Lors d’une conférence de presse après la présentation de l’initiative, Christine Lagarde, visiblement exaspérée, a même provoqué les rires de l’auditoire lorsqu’elle a demandé au commissaire européen à l’Économie, Valdis Dombrovskis, en quoi consistait réellement le projet de prêt.

« D’après ce que nous comprenons, il ne s’agit ni d’une saisie ni d’une confiscation, mais d’une substitution de la créance en espèces par une créance en obligations en euros. Est-ce exact ? », a-t-elle demandé.

Le commissaire, visiblement déstabilisé par la question, n’a pas répondu directement. Il a plutôt réitéré que le plan n’équivalait pas à une confiscation et a souligné que les bénéfices générés par les actifs étaient actuellement utilisés dans le cadre d’un mécanisme distinct pour financer le prêt ERA de 50 milliards de dollars du G7 pour l’Ukraine.

La Commission doit peaufiner les « détails »

La confusion règne également sur d’autres questions cruciales, notamment la manière dont l’UE entend honorer l’engagement pris par Ursula von der Leyen de ne pas « toucher » aux actifs sous-jacents tout en « mobilisant » les fonds grâce aux garanties des États membres, comme l’a suggéré John Berrigan, directeur général de la division des Services financiers de l’exécutif européen, lors d’une audition au Parlement européen la semaine dernière.

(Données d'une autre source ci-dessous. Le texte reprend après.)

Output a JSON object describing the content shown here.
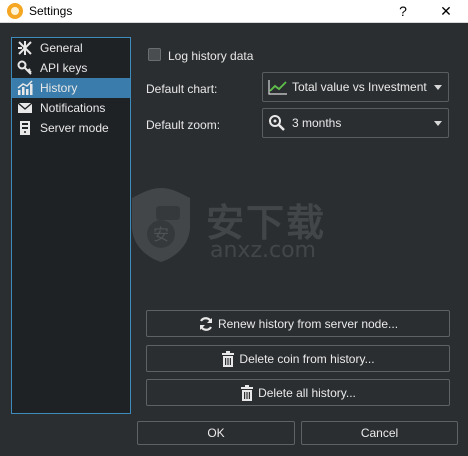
{
  "window": {
    "title": "Settings",
    "help_label": "?",
    "close_label": "✕"
  },
  "sidebar": {
    "items": [
      {
        "label": "General",
        "icon": "tools-icon",
        "active": false
      },
      {
        "label": "API keys",
        "icon": "key-icon",
        "active": false
      },
      {
        "label": "History",
        "icon": "chart-icon",
        "active": true
      },
      {
        "label": "Notifications",
        "icon": "envelope-icon",
        "active": false
      },
      {
        "label": "Server mode",
        "icon": "server-icon",
        "active": false
      }
    ]
  },
  "history": {
    "log_label": "Log history data",
    "log_checked": false,
    "default_chart_label": "Default chart:",
    "default_chart_value": "Total value vs Investment",
    "default_zoom_label": "Default zoom:",
    "default_zoom_value": "3 months",
    "renew_label": "Renew history from server node...",
    "delete_coin_label": "Delete coin from history...",
    "delete_all_label": "Delete all history..."
  },
  "dialog": {
    "ok_label": "OK",
    "cancel_label": "Cancel"
  },
  "watermark": {
    "main": "安下载",
    "sub": "anxz.com",
    "badge": "安"
  },
  "colors": {
    "accent": "#3a7cab",
    "sidebar_border": "#3d8bbd",
    "background": "#2b2e31",
    "chart_icon_green": "#5fbf4a"
  }
}
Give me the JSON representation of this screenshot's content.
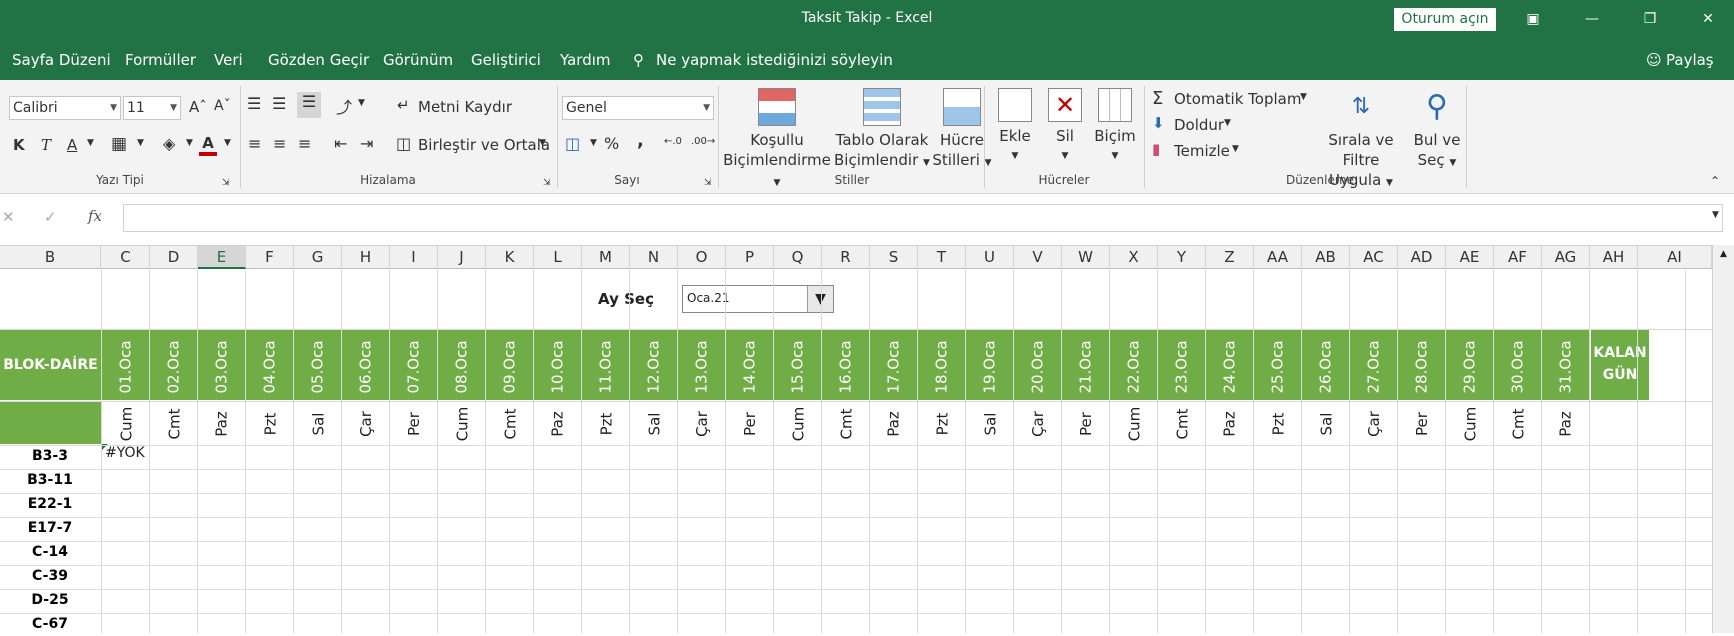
{
  "window": {
    "title": "Taksit Takip  -  Excel",
    "signin": "Oturum açın",
    "share": "Paylaş"
  },
  "menu": [
    "Sayfa Düzeni",
    "Formüller",
    "Veri",
    "Gözden Geçir",
    "Görünüm",
    "Geliştirici",
    "Yardım"
  ],
  "tellme": "Ne yapmak istediğinizi söyleyin",
  "ribbon": {
    "font_name": "Calibri",
    "font_size": "11",
    "wrap_text": "Metni Kaydır",
    "merge_center": "Birleştir ve Ortala",
    "number_format": "Genel",
    "cond_format": [
      "Koşullu",
      "Biçimlendirme"
    ],
    "table_format": [
      "Tablo Olarak",
      "Biçimlendir"
    ],
    "cell_styles": [
      "Hücre",
      "Stilleri"
    ],
    "insert": "Ekle",
    "delete": "Sil",
    "format": "Biçim",
    "autosum": "Otomatik Toplam",
    "fill": "Doldur",
    "clear": "Temizle",
    "sort_filter": [
      "Sırala ve Filtre",
      "Uygula"
    ],
    "find_select": [
      "Bul ve",
      "Seç"
    ],
    "groups": {
      "font": "Yazı Tipi",
      "align": "Hizalama",
      "number": "Sayı",
      "styles": "Stiller",
      "cells": "Hücreler",
      "editing": "Düzenleme"
    },
    "bold": "K",
    "italic": "T",
    "underline": "A",
    "percent": "%",
    "comma": ","
  },
  "formula_bar": {
    "fx": "fx",
    "value": ""
  },
  "columns": [
    "B",
    "C",
    "D",
    "E",
    "F",
    "G",
    "H",
    "I",
    "J",
    "K",
    "L",
    "M",
    "N",
    "O",
    "P",
    "Q",
    "R",
    "S",
    "T",
    "U",
    "V",
    "W",
    "X",
    "Y",
    "Z",
    "AA",
    "AB",
    "AC",
    "AD",
    "AE",
    "AF",
    "AG",
    "AH",
    "AI"
  ],
  "sheet": {
    "ay_sec_label": "Ay Seç",
    "ay_sec_value": "Oca.21",
    "header_left": "BLOK-DAİRE",
    "kalan_gun": [
      "KALAN",
      "GÜN"
    ],
    "dates": [
      "01.Oca",
      "02.Oca",
      "03.Oca",
      "04.Oca",
      "05.Oca",
      "06.Oca",
      "07.Oca",
      "08.Oca",
      "09.Oca",
      "10.Oca",
      "11.Oca",
      "12.Oca",
      "13.Oca",
      "14.Oca",
      "15.Oca",
      "16.Oca",
      "17.Oca",
      "18.Oca",
      "19.Oca",
      "20.Oca",
      "21.Oca",
      "22.Oca",
      "23.Oca",
      "24.Oca",
      "25.Oca",
      "26.Oca",
      "27.Oca",
      "28.Oca",
      "29.Oca",
      "30.Oca",
      "31.Oca"
    ],
    "days": [
      "Cum",
      "Cmt",
      "Paz",
      "Pzt",
      "Sal",
      "Çar",
      "Per",
      "Cum",
      "Cmt",
      "Paz",
      "Pzt",
      "Sal",
      "Çar",
      "Per",
      "Cum",
      "Cmt",
      "Paz",
      "Pzt",
      "Sal",
      "Çar",
      "Per",
      "Cum",
      "Cmt",
      "Paz",
      "Pzt",
      "Sal",
      "Çar",
      "Per",
      "Cum",
      "Cmt",
      "Paz"
    ],
    "rows": [
      "B3-3",
      "B3-11",
      "E22-1",
      "E17-7",
      "C-14",
      "C-39",
      "D-25",
      "C-67"
    ],
    "first_cell": "#YOK"
  }
}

« C’est exactement ce sur quoi nous travaillons — nous travaillons sur les détails », a expliqué lundi le porte-parole de la Commission Balazs Ujvari.

Il a toutefois refusé de s’étendre sur un point, repris dans le résumé d’une page et demie de la Commission, qui prévoit que l’approbation du prêt ne nécessiterait pas l’unanimité des 27 États membres, contrairement aux sanctions de l’UE par exemple.

Le projet de prêt de réparation s’appuierait sur l’article 31, paragraphe 2 du traité sur l’Union européenne, qui prévoit que le Conseil peut statuer à la « majorité qualifiée » pour les décisions relatives aux « intérêts et objectifs stratégiques » de l’Union.

Enlever l’exigence d’unanimité permettrait à l’exécutif de l’UE de contourner un éventuel veto de la Hongrie, dont le dirigeant pro-russe, Viktor Orbán, a menacé à plusieurs reprises de torpiller les précédentes prolongations de sanctions.

Par ailleurs, plusieurs fonctionnaires européens ont averti que les divergences sur le prêt de réparation ne seraient probablement pas résolues lors de la réunion de mercredi.

« Il s’agit d’une question très complexe, qui a de nombreuses implications financières et juridiques ; je ne m’attends pas à ce que les dirigeants entrent dans le détail de ces implications [mercredi] », a déclaré un haut responsable de l’UE. « Il est certain qu’il faut des orientations politiques pour savoir s’ils sont prêts à travailler sur cette question. »

Balazs Ujvari a déclaré que Bruxelles examinait toujours « très attentivement » son plan et qu’elle « présenterait prochainement » une proposition plus détaillée.